Even though the Johannesburg resident has invested in an inverter, it’s cold comfort.
“Because of the short breaks in between loadshedding, the batteries don’t charge enough,” says Deon (57), who was admitted to hospital in December after a nine-hour outage left his inverter unable to recharge.
Unako Kewana
The 18-year-old’s life was cut short in November when she passed away from lung failure. The Eastern Cape teen was diagnosed with lung disease in 2018 and had been relying on an electricity-powered oxygen machine to manage her illness.
But, says her aunt Ntombizandile Kwenane, loadshedding had devastating consequences. The stress of it all made her illness even worse and she eventually died at Cecilia Makiwane Hospital in East London.
Not all doom and gloom
@coffeetocar Come get Coffee served to you inthe comfort of your car. Corner Voortrekker street and Marais ave on the R55 just across mall@55 in Centurion #SAMA28 ? original sound - Coffee to Car
Lehubedu Mohlabe's mobile coffee business started in the thick of loadshedding last year.
The idea came to him while he was driving to work one day. The 37-year-old Centurion resident stopped to buy coffee along the way but ended up spending 25 minutes getting out of his car, ordering it and waiting.
“I thought, ‘Why is it I can’t open my window and have someone right here offering me coffee?’” he says.

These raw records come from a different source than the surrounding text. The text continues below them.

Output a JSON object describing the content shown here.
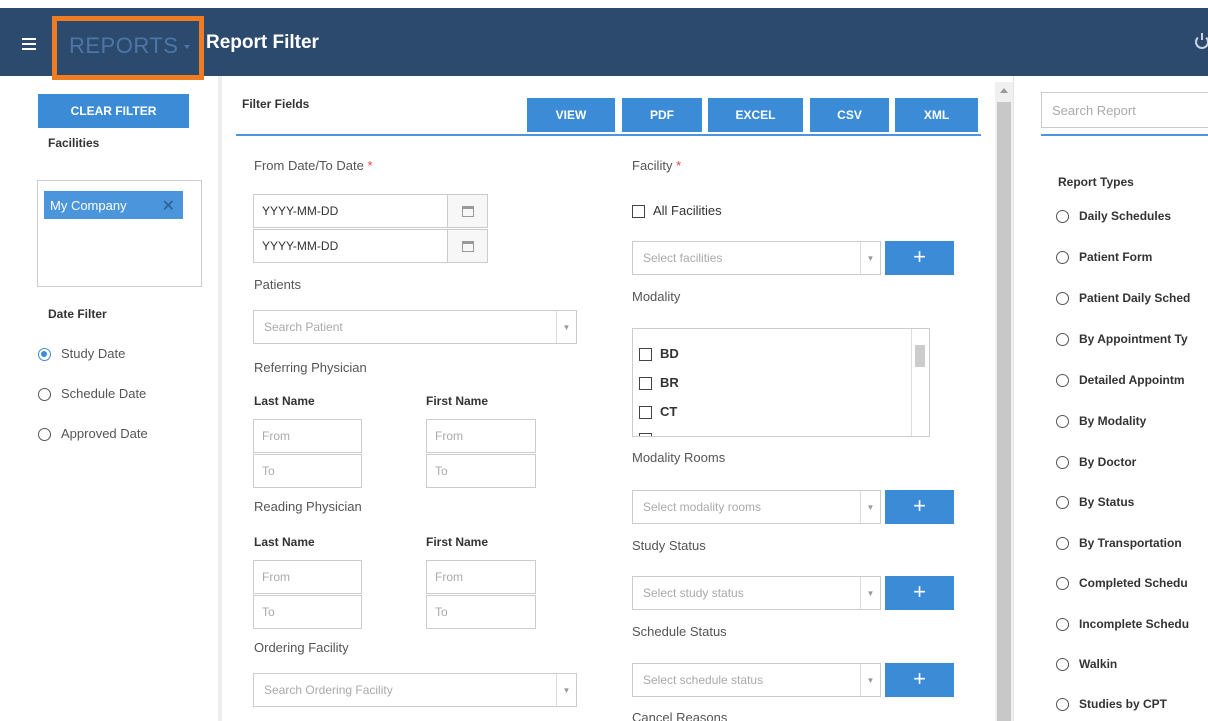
{
  "header": {
    "app_menu_label": "REPORTS",
    "page_title": "Report Filter"
  },
  "sidebar": {
    "clear_filter": "CLEAR FILTER",
    "facilities_label": "Facilities",
    "selected_facility": "My Company",
    "date_filter_label": "Date Filter",
    "date_options": [
      {
        "label": "Study Date",
        "checked": true
      },
      {
        "label": "Schedule Date",
        "checked": false
      },
      {
        "label": "Approved Date",
        "checked": false
      }
    ]
  },
  "main": {
    "filter_fields_title": "Filter Fields",
    "toolbar": [
      "VIEW",
      "PDF",
      "EXCEL",
      "CSV",
      "XML"
    ],
    "from_to_date_label": "From Date/To Date",
    "required_mark": "*",
    "from_date_value": "YYYY-MM-DD",
    "to_date_value": "YYYY-MM-DD",
    "patients_label": "Patients",
    "search_patient_placeholder": "Search Patient",
    "referring_physician_label": "Referring Physician",
    "reading_physician_label": "Reading Physician",
    "last_name_label": "Last Name",
    "first_name_label": "First Name",
    "from_placeholder": "From",
    "to_placeholder": "To",
    "ordering_facility_label": "Ordering Facility",
    "search_ordering_facility_placeholder": "Search Ordering Facility",
    "facility_label": "Facility",
    "all_facilities_label": "All Facilities",
    "select_facilities_placeholder": "Select facilities",
    "modality_label": "Modality",
    "modalities": [
      "BD",
      "BR",
      "CT"
    ],
    "modality_rooms_label": "Modality Rooms",
    "select_modality_rooms_placeholder": "Select modality rooms",
    "study_status_label": "Study Status",
    "select_study_status_placeholder": "Select study status",
    "schedule_status_label": "Schedule Status",
    "select_schedule_status_placeholder": "Select schedule status",
    "cancel_reasons_label": "Cancel Reasons",
    "plus": "+"
  },
  "right_panel": {
    "search_placeholder": "Search Report",
    "report_types_title": "Report Types",
    "report_types": [
      "Daily Schedules",
      "Patient Form",
      "Patient Daily Sched",
      "By Appointment Ty",
      "Detailed Appointm",
      "By Modality",
      "By Doctor",
      "By Status",
      "By Transportation",
      "Completed Schedu",
      "Incomplete Schedu",
      "Walkin",
      "Studies by CPT"
    ]
  }
}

Lehubedu, who worked long days as a temporary employee in retail after losing his job in digital administration at an airline company, went home that evening and pitched a rough idea to his wife. And that’s how his company, Coffee to Car, was born.
“We went and bought coffee, a trolley and flasks, and off I went,” says Lehubedu. Due to provincial by-laws, however, he’s had to ditch his roadside trolley and now sells his products from a strap-on carrier. Business is booming, he says.
“All I really need is water, which I can boil on a fire if there’s loadshedding.”